M. LE MAIRE : Vous savez, il y a deux grands changements, d’abord les ampoules ce sont des leds, des diodes luminescentes, ça consomme beaucoup moins et maintenant on peut moduler, c’est-à-dire qu’auparavant c’était en «off», on allumait ou on éteignait, on mettait le courant ou on le coupait. Aujourd’hui, avec les systèmes que nous mettons en place on peut moduler, c’est-à-dire qu’on peut moduler la pleine puissance à un tel moment de la nuit et ensuite on peut diminuer et régler suivant les secteurs et je crois que c’est quelque chose qui est très important, c’est un gros progrès. Et d’ailleurs grâce aux opérations qu’on a faites dans le dernier mandat une très grande partie de notre réseau de lanternes est un réseau en bon état, pas la totalité mais une grande partie.
Mme Marie ZEHAF : On sera une des premières villes en France à terminer effectivement le changement des ampoules, avant tout le monde en fait.
M. Christophe LIME : J’étais déjà intervenu en commission mais je pense que c’est important de le rappeler, qu’on soit bien en cohérence avec le SDAGE. Qu’est-ce que le SDAGE ? C’est l’organisation de l’eau sur l’ensemble du périmètre Rhône-Méditerranée-Corse où dans le même temps on va mandater des études pour pouvoir supprimer ces usines hydroélectriques et les barrages et qu’en même temps on mandate des études pour pouvoir en recréer. Donc ça serait quand même bien que tout le monde se rencontre et essaie d’avoir un peu un cadre de cohérence pour éviter de travailler d’une façon un peu inutile.
Mme Anne VIGNOT : Il faut connaître l’histoire des barrages de la Ville de Besançon, il faut savoir qu’ils participent au soutien d’étiage et aussi aux problèmes d’inondation.

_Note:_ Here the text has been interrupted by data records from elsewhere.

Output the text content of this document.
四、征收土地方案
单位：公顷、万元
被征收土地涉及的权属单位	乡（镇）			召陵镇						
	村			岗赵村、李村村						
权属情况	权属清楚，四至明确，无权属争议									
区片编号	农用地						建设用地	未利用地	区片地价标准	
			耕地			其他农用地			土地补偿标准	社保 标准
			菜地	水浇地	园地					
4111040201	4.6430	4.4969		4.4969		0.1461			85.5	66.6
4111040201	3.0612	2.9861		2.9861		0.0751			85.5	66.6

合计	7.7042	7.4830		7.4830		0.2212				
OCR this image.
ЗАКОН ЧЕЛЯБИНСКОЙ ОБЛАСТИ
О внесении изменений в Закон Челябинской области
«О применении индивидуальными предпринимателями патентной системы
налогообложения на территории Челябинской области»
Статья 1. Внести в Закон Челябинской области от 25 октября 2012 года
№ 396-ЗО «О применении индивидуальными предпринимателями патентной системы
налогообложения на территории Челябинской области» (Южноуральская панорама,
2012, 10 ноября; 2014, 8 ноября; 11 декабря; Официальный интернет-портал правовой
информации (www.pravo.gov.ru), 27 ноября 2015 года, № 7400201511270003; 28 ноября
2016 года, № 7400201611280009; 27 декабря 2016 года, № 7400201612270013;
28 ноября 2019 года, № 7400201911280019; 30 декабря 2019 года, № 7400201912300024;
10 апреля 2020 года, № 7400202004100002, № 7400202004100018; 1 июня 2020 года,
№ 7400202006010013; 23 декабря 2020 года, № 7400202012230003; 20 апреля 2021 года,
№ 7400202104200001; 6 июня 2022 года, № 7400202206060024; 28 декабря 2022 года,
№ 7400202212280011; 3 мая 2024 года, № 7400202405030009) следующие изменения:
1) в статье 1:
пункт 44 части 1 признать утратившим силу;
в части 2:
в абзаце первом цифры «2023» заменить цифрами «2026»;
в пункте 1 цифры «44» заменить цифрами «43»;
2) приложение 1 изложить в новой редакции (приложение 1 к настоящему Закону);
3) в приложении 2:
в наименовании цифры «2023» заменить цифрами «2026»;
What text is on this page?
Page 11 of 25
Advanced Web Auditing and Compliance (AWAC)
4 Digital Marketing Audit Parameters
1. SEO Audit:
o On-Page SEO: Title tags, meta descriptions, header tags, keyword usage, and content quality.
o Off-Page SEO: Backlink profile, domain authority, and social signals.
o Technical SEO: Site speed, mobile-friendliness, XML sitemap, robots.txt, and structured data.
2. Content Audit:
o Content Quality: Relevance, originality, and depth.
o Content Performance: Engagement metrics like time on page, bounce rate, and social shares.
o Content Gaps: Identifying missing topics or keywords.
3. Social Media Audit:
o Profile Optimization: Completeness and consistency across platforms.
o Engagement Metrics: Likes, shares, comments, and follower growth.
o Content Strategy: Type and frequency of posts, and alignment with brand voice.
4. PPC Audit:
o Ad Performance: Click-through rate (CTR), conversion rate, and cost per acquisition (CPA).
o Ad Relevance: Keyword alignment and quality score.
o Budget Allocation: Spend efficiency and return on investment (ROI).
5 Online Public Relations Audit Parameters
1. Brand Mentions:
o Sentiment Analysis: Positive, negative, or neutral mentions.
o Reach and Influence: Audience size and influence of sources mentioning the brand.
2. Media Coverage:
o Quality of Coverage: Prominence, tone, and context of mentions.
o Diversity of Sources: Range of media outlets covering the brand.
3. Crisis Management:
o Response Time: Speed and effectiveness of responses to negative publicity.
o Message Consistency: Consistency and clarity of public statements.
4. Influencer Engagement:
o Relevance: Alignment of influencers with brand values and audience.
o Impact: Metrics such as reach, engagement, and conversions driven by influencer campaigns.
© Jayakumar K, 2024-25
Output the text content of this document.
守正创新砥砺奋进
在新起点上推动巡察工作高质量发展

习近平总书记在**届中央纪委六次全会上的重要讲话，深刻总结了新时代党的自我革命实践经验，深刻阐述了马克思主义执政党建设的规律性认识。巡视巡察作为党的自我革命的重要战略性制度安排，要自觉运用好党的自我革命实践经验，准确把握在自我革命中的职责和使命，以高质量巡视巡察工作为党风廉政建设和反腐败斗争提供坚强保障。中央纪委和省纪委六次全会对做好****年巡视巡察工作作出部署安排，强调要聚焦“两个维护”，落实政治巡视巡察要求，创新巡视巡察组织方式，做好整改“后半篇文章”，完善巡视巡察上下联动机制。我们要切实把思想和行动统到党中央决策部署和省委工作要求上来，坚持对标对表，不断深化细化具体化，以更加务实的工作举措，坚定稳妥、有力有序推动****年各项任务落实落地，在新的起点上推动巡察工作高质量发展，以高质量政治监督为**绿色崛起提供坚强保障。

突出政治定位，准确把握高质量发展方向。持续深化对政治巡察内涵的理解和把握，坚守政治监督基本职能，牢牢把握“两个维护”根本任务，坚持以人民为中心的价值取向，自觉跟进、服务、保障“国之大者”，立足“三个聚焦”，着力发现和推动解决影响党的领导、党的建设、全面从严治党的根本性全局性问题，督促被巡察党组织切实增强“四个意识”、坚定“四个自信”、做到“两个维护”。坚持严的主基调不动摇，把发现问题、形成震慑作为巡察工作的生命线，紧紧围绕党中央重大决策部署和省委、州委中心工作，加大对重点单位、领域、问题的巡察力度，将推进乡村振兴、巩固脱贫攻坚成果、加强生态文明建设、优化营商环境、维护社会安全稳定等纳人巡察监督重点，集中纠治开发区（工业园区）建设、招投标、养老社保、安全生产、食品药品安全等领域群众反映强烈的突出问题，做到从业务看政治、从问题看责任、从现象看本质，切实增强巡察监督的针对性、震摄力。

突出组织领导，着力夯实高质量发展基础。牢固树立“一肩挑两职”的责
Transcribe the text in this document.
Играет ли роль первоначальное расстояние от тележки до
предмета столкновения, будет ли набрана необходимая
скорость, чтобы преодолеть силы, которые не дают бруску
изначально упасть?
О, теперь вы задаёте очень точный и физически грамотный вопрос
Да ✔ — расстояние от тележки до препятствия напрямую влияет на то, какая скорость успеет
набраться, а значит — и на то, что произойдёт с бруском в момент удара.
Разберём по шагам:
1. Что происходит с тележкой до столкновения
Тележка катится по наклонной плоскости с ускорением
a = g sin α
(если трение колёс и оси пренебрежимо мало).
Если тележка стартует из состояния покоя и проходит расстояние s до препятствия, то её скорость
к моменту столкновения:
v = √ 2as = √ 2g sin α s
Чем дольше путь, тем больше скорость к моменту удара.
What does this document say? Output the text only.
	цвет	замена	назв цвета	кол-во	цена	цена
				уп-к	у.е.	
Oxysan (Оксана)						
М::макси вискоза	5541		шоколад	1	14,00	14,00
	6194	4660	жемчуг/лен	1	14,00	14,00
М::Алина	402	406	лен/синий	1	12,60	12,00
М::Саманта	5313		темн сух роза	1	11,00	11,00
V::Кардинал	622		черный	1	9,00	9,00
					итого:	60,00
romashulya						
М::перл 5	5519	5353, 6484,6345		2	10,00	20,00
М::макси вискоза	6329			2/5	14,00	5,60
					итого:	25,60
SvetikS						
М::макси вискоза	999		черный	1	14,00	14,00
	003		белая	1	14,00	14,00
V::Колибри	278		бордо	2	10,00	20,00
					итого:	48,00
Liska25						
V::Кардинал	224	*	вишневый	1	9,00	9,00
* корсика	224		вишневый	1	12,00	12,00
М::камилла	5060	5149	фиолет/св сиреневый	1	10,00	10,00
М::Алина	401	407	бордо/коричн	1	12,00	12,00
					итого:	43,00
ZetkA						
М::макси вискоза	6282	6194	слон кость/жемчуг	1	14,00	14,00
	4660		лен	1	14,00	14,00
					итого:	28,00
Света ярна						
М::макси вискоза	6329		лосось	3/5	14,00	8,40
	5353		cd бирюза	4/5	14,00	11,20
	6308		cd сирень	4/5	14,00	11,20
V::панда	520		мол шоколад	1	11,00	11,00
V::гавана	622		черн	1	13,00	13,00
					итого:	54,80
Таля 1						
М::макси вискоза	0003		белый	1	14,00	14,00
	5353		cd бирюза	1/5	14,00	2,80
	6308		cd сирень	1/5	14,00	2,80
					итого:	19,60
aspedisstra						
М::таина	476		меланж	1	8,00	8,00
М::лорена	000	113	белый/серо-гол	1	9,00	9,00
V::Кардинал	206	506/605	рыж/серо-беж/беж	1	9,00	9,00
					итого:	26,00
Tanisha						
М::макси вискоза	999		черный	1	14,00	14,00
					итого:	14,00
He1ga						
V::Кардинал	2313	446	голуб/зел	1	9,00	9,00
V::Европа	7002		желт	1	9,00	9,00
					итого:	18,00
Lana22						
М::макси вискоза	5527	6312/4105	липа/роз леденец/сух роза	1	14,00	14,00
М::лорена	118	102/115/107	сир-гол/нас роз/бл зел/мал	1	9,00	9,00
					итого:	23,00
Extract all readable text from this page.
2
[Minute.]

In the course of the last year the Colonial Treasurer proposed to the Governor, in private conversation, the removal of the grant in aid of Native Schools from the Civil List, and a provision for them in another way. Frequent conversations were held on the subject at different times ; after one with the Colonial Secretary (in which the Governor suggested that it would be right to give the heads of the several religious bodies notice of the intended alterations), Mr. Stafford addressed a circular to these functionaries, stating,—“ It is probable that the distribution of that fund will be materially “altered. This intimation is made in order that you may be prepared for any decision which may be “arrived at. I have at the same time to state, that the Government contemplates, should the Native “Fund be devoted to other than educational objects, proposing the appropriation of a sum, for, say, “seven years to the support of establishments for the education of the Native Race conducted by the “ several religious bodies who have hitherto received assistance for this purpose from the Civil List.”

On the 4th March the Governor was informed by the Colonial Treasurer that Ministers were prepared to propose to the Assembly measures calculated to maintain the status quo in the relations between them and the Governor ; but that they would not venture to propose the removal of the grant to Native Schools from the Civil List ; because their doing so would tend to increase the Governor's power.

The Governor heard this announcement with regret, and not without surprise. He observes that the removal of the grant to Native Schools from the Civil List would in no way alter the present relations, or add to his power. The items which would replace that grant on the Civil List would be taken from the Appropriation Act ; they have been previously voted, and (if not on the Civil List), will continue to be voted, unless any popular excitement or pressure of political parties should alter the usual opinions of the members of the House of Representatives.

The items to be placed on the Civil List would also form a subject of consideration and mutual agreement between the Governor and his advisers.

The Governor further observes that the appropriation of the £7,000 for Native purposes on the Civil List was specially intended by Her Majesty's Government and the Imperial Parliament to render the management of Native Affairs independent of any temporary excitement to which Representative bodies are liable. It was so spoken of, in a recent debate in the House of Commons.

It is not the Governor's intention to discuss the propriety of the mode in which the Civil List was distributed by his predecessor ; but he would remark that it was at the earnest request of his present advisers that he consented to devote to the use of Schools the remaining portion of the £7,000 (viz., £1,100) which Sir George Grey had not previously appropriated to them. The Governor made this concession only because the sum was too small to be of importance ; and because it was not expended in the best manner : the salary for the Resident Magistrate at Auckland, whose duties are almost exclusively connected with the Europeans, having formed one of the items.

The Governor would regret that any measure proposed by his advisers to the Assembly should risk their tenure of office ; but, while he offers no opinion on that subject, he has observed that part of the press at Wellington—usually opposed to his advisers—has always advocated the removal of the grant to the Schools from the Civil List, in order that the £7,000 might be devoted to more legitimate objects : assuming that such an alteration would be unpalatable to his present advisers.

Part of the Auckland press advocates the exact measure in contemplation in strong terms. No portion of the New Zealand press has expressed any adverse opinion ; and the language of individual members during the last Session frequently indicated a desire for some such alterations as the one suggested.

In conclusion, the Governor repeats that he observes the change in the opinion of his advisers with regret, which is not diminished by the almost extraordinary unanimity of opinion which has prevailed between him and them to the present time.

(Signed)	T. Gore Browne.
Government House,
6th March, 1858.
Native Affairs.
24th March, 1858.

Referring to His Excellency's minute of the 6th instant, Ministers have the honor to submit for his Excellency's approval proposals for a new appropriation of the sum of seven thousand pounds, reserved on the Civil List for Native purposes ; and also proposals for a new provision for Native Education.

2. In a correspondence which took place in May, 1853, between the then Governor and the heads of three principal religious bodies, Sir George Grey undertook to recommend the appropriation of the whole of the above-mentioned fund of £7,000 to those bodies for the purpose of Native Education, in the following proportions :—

Si nous envisagions aujourd’hui de baisser les barrages, cela voudrait dire que nous serions en train de remettre en cause le schéma de protection qui a été mis en place et qui a abouti à la mise en place du mur anti crue qui est actuellement en construction. Ça voudrait dire qu’on serait obligé de rechanger complètement notre schéma, or c’est
2015-1563 BULLETIN OFFICIEL DE LA COMMUNE DE BESANÇON
17 septembre 2015comme ça que ce schéma a été conçu contre la question des inondations, avec les barrages en place, et le potentiel hydroélectrique est bien calculé avec les installations actuelles, sachant qu’en plus, sur trois de ces sites de microcentrales hydroélectriques, deux sont monuments historiques, donc ne pourraient pas subir de modifications majeures, donc il est bien évident que toute action dans ce sens-là serait en conformité avec le SDAGE. Je vous rappelle quand même que le barrage qui est maintenu et qui a fait l’objet de l’installation d’une microcentrale du côté de La Malate, si on se mettait à l’effacer, on mettrait à mal complètement cette installation. Je pense effectivement que tout cela est pensé de façon globale et intelligente sur la dynamique de nos rivières et sur l’intérêt que l’on a à réguler l’hydraulique pour éviter les inondations dans notre Ville de Besançon.
M. LE MAIRE : Y a-t-il des oppositions ? Des abstentions ? C’est adopté».
Après en avoir délibéré et sur avis favorable unanime de la Commission n° 3, le Conseil Municipal, à l’unanimité des suffrages exprimés, décide d’adopter les propositions du Rapporteur.
Rapport adopté à l’unanimité
Pour : 55
Contre : 0
Abstention : 0
Récépissé préfectoral du 28 septembre 2015.